By the time you read this we’ll be in the land of the endless buffet, also called The Reef, an all-inclusive resort in Playa Del Carmen, Mexico. We’ve been to our southern neighbor, one of the few places in the world where the citizens don’t hate Americans, many times and have had many adventures, including:
In Cuernavaca while attending a Spanish language school, Sabra and I took a long walk around the city. In the late afternoon, we opted to stop at a restaurant with a patio overlooking a park. Sabra ordered a beer, but I, using my newly acquired but limited Spanish, said I was hungry and asked for the menu. From the menu, I ordered a bowl of soup, which I thought was made with rice and beans.
Ten minutes later, our waiter brought out a bowl containing a red liquid. I tasted it and was surprised to find it was cold. But then there’s a soup call gazpacho, which is served cold, so I tasted again and found it spicy. But I like spicy, so I ladled it into my mouth in short order. Just as I was scraping the last spoonful out of the bottom of the bowl, the waiter returned with a tray loaded with a plate of bean and rice and another bowl this one with hot soup. It didn’t take a crime scene investigator to figure out what happened: I ate the salsa like it was the soup. The waiter looked startled, but kept his composure. As soon as the door to the kitchen closed behind him, however, I heard the crash of a tray to the floor and him blurt something out in rapid Spanish. I didn’t catch what he said but I’m sure it was something like, “The crazy American just ate a bowl of salsa like it was soup.” Or maybe he just told a funny joke. Either way the kitchen staff laughed loud and long.

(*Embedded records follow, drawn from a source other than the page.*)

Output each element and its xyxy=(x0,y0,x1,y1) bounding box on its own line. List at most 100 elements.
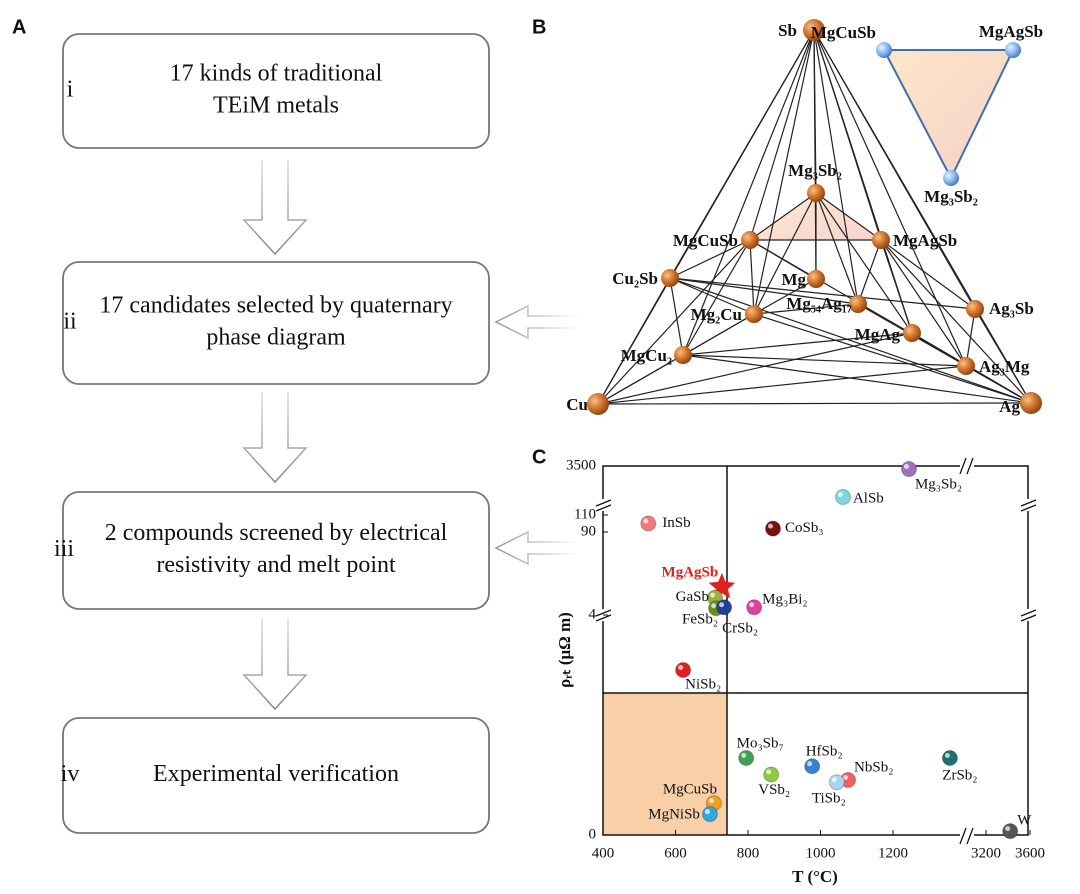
edge xyxy=(815,192,913,334)
point-highlight xyxy=(708,798,714,804)
node-label: Cu xyxy=(566,395,588,414)
point-highlight xyxy=(704,809,710,815)
step-box xyxy=(62,261,490,385)
edge xyxy=(880,239,913,334)
point xyxy=(746,599,763,616)
node xyxy=(957,357,975,375)
edge xyxy=(815,192,882,241)
step-text: phase diagram xyxy=(206,325,346,351)
point-label: CrSb₂ xyxy=(722,621,758,637)
step-box xyxy=(62,717,490,834)
edge xyxy=(880,239,1032,404)
inset-triangle xyxy=(882,49,1015,181)
x-tick-label: 1200 xyxy=(878,845,908,861)
edge xyxy=(753,313,1032,404)
node xyxy=(807,270,825,288)
step-text: 2 compounds screened by electrical xyxy=(105,520,448,546)
y-tick-label: 4 xyxy=(589,606,597,622)
edge xyxy=(753,303,859,315)
x-tick-label: 3200 xyxy=(971,845,1001,861)
edge xyxy=(669,277,755,315)
node xyxy=(587,393,609,415)
edge xyxy=(669,277,1032,404)
point xyxy=(738,750,755,766)
point-label: Mg₃Bi₂ xyxy=(762,592,807,608)
edge xyxy=(682,354,967,367)
node-label: MgAg xyxy=(855,325,901,344)
panel-label: C xyxy=(532,446,546,468)
inset-node xyxy=(876,42,892,58)
point xyxy=(834,489,851,506)
edge xyxy=(813,29,976,310)
step-text: 17 kinds of traditional xyxy=(170,61,383,87)
point-highlight xyxy=(944,753,950,758)
edge xyxy=(813,29,859,305)
panel-label: A xyxy=(12,16,26,38)
panel-label: B xyxy=(532,16,546,38)
node-label: Mg₂Cu xyxy=(691,305,742,324)
point-highlight xyxy=(719,602,725,608)
edge xyxy=(857,239,882,305)
point xyxy=(675,662,692,678)
y-tick-label: 3500 xyxy=(566,457,596,473)
node-label: Ag₃Sb xyxy=(989,299,1034,318)
point xyxy=(941,750,958,766)
node xyxy=(745,305,763,323)
edge xyxy=(669,277,684,356)
edge xyxy=(749,239,755,315)
node-label: Sb xyxy=(778,21,797,40)
x-tick-label: 600 xyxy=(664,845,687,861)
point xyxy=(716,599,733,616)
y-tick-label: 110 xyxy=(574,506,596,522)
edge xyxy=(682,354,1032,404)
edge xyxy=(880,239,976,310)
node-label: Ag xyxy=(999,397,1020,416)
edge xyxy=(682,313,755,356)
inset-label: MgCuSb xyxy=(811,23,876,42)
point-highlight xyxy=(711,603,717,609)
edge xyxy=(753,278,817,315)
node xyxy=(849,295,867,313)
step-box xyxy=(62,491,490,610)
edge xyxy=(597,402,1032,405)
point-highlight xyxy=(741,753,747,758)
down-arrow xyxy=(242,160,308,256)
inset-node xyxy=(943,170,959,186)
step-numeral: iv xyxy=(61,761,80,787)
step-text: resistivity and melt point xyxy=(156,552,396,578)
point-label: W xyxy=(1017,813,1032,829)
point-label: MgCuSb xyxy=(663,782,717,798)
point-label: FeSb₂ xyxy=(682,612,718,628)
point-highlight xyxy=(807,761,813,767)
step-text: TEiM metals xyxy=(213,93,339,119)
point xyxy=(1002,823,1019,840)
edge xyxy=(682,332,913,356)
point-label: AlSb xyxy=(853,490,884,506)
step-numeral: iii xyxy=(54,536,74,562)
point-label: MgNiSb xyxy=(648,807,700,823)
side-arrows xyxy=(494,304,580,566)
edge xyxy=(597,365,967,405)
node xyxy=(741,231,759,249)
down-arrow xyxy=(242,618,308,711)
edge xyxy=(669,277,976,310)
x-tick-label: 800 xyxy=(737,845,760,861)
point-highlight xyxy=(843,775,849,780)
point-highlight xyxy=(768,523,774,529)
node-label: Mg xyxy=(781,270,806,289)
point-highlight xyxy=(837,492,843,498)
step-numeral: i xyxy=(67,77,74,103)
flowchart: i 17 kinds of traditional TEiM metals ii 17 … xyxy=(54,33,490,834)
point xyxy=(804,758,821,775)
plot-frame xyxy=(602,465,1029,836)
inset-label: MgAgSb xyxy=(979,22,1043,41)
edge xyxy=(880,239,967,367)
step-text: Experimental verification xyxy=(153,761,399,787)
point-highlight xyxy=(831,777,837,783)
point-highlight xyxy=(749,602,755,608)
node xyxy=(674,346,692,364)
x-tick-label: 1000 xyxy=(806,845,836,861)
point xyxy=(900,461,917,478)
point xyxy=(701,806,718,823)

While attending the university, I signed up for a study trip to Xicotopec, a small town a two-hour drive away from Mexico City. Besides me, a 55-year-old non-traditional student, there were another dozen traditional students, all in their early 20s. We received numerous lectures about not eating from the small food stands set up on just about every street corner.
The younger students followed the directive, but there was no way I wasn’t going to have street food. So when our group director wasn’t looking, I savored all sorts of victuals, some mysterious, but mostly tacos. Long story short, every youngster on the trip got sick for at least a couple of days. Two had to go to the doctor and one even went home.
Not me, not so much as a burp or a fart.
On another trip, again to a resort in Playa Del Carmen, I played my profiling game. It works like this: I spy someone who is interesting looking and then make up a backstory of who they are. I might say to Sabra, “See that guy over there with the red hat, I’ll bet he’s a recently divorced accountant from Indiana that’s here working through his sorrows.” Then if I can, I’ll try to get near the person of interest, start a conversation and determine if I was correct.
I’m pretty good at, if I don’t say so myself.
On this particular trip, there was a lovely young woman in her mid-20s who came down to the beach every day with an older man. He dressed in fine linen, sporting a dapper white hat and carrying several pounds of elegance about him. The woman– did I mention she was very attractive– wore only the bottom of her tiny white bikini. Both had beautiful dark hair, brown eyes and a skin color somewhere between coffee and chocolate.
I decided they had to be from Morocco. He was old money, probably a land baron, maybe even royalty. She was a model and his mistress, I told Sabra matter-of-factly, “That’s a thing in Morocco.”
After about a week of this, the woman came to the beach without her gentleman friend and took up a lounge chair next to me. Trying to keep my eyes focused above her shoulders, I asked, “So, where are you from?”
“Cedar Rapids, Iowa,” she replied. “And you?”
My arm was sore the rest of the week from where Sabra punched me.